In addition to leading innovation at SpotOn, I also run two restaurants. Lately, my inbox looks different.
Every day, I get loan offers. Sometimes one or two. Sometimes a lot more. And not just to one business, but to each location. Different lenders, different names, same message: fast cash, low rates, easy approval.
Some of them are clever. They use familiar language. In some cases, they even mention SpotOn in a way that makes it sound like they're associated with our company.
That's when it really clicked for me. This isn't just noise. This is fraud against an industry I love, and it's doing real damage.
Why this is happening right now
Restaurants have always needed capital. What has changed is how aggressively bad actors are exploiting that need.
Email, text, calls — they're coming from every direction. And in that flood, it's genuinely hard to tell what's legitimate and what could put your business at serious risk. I've looked at a lot of these offers. In my experience, the vast majority aren't real lenders at all. They're phishing attempts designed to get your sensitive information: bank account details, business information, login credentials.
Their goal isn't to lend you money. Their goal is to take it.
What to look for
When the next offer hits your inbox — and it will — here's how to spot a scam before you engage:
- The rate sounds too good to be true. If you're seeing anything under 10%, be very skeptical. Legitimate lenders operate in the real world. Predatory offers use unrealistic numbers to get your attention and lower your guard.
- The same offer is coming from multiple different senders. If you're getting nearly identical pitches from different "companies," that's a major red flag. Real lenders don't operate that way. Scam operations do.
- The grammar is off. Read the email carefully. Typos, awkward phrasing, and sentences that don't quite make sense are common signs of a fraudulent message. Legitimate financial institutions proofread.
- The email address doesn't match a real business. Don't just look at the sender name — look at the actual email domain. Then ask: does this business have a real website? Does that website look legitimate? A quick Google search for the company name plus "scam" or "complaints" can tell you a lot.
- There's no opt-out. This one is simple: legitimate commercial emails are required by law to include an unsubscribe option. If there isn't one, that alone tells you something important about who you're dealing with.
- Don't share anything until you're certain. No bank details. No business information. No login credentials. Once that information is out there, it's very hard to undo the damage.
Why this matters so much to me
This is personal. Not just because I co-founded SpotOn, but because I deal with the same predatory nonsense as any other operator.

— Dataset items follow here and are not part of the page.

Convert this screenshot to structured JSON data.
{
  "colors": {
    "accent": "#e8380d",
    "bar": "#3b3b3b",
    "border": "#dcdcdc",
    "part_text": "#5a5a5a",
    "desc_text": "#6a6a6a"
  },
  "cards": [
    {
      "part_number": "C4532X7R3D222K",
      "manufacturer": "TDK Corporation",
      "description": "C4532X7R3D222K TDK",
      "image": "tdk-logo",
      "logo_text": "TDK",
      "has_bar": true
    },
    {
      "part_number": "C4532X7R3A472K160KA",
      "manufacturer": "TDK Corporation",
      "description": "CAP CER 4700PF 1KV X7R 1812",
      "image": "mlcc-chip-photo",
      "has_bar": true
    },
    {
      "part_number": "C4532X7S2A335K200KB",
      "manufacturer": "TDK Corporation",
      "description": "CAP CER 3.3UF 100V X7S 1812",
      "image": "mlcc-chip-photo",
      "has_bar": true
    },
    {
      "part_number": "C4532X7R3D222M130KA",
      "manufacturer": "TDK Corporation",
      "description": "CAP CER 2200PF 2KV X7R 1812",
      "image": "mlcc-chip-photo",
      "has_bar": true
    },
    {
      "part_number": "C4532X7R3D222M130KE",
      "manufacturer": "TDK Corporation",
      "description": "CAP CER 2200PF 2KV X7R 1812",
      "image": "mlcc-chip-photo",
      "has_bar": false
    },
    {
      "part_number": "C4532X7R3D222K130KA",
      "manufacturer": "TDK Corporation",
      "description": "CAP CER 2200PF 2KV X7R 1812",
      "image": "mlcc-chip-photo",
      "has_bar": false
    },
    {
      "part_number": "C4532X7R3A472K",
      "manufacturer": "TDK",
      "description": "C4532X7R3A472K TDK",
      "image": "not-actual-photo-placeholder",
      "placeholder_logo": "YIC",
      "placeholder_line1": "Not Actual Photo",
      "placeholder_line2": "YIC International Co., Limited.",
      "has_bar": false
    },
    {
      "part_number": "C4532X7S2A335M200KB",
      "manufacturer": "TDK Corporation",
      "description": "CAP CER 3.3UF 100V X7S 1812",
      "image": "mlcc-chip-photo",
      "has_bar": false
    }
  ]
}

Here's what I want to be clear about: legitimate access to capital is one of the most important lifelines available to restaurant owners. A well-structured loan at the right moment can mean the difference between weathering a slow season, making a critical equipment upgrade, or missing that window entirely. Good lenders exist. They do real underwriting, meaning they actually look at your business before making an offer. They present terms clearly, upfront, so you know exactly what repayment looks like before you sign anything. They don't bury fees in the fine print or structure payments in ways that squeeze you during your slowest weeks.

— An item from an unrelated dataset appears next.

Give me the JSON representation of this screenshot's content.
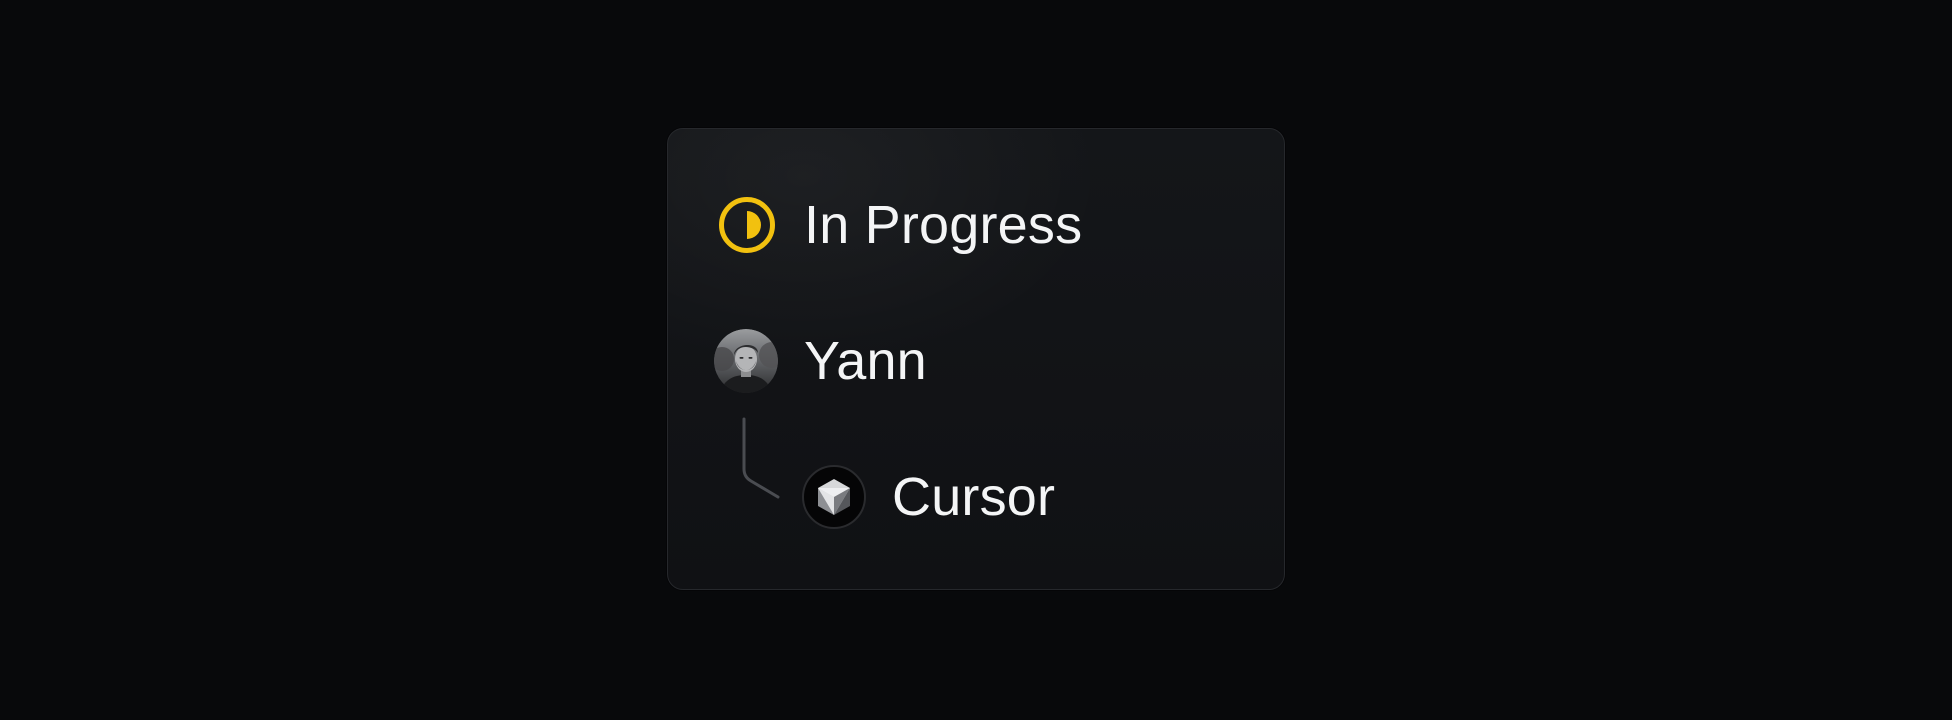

That's the standard we built SpotOn Capital around. We launched it because restaurant owners were telling us that access to capital was one of their biggest challenges. And that far too often, the options available to them weren't built with their business in mind. With SpotOn Capital, we already know your business. We see your sales. That means we can offer financing based on how you actually perform, with repayment that works with your cash flow rather than against it. Clear terms, no surprises, and a team that understands what it takes to run a restaurant.
The problem isn't that capital is bad. The problem is that right now, the noise from scammers is so loud and so sophisticated that it's drowning out the options worth considering. Learning to filter out the scams isn't just about protecting yourself from fraud. It's about being able to see clearly when a real opportunity is in front of you.
Final thought
Access to capital matters. But the wrong move — clicking a link, sharing your information, engaging with the wrong offer — can put your business at serious risk before any money ever changes hands.
Slow down. Read carefully. Google the sender. And when something feels off, trust that instinct.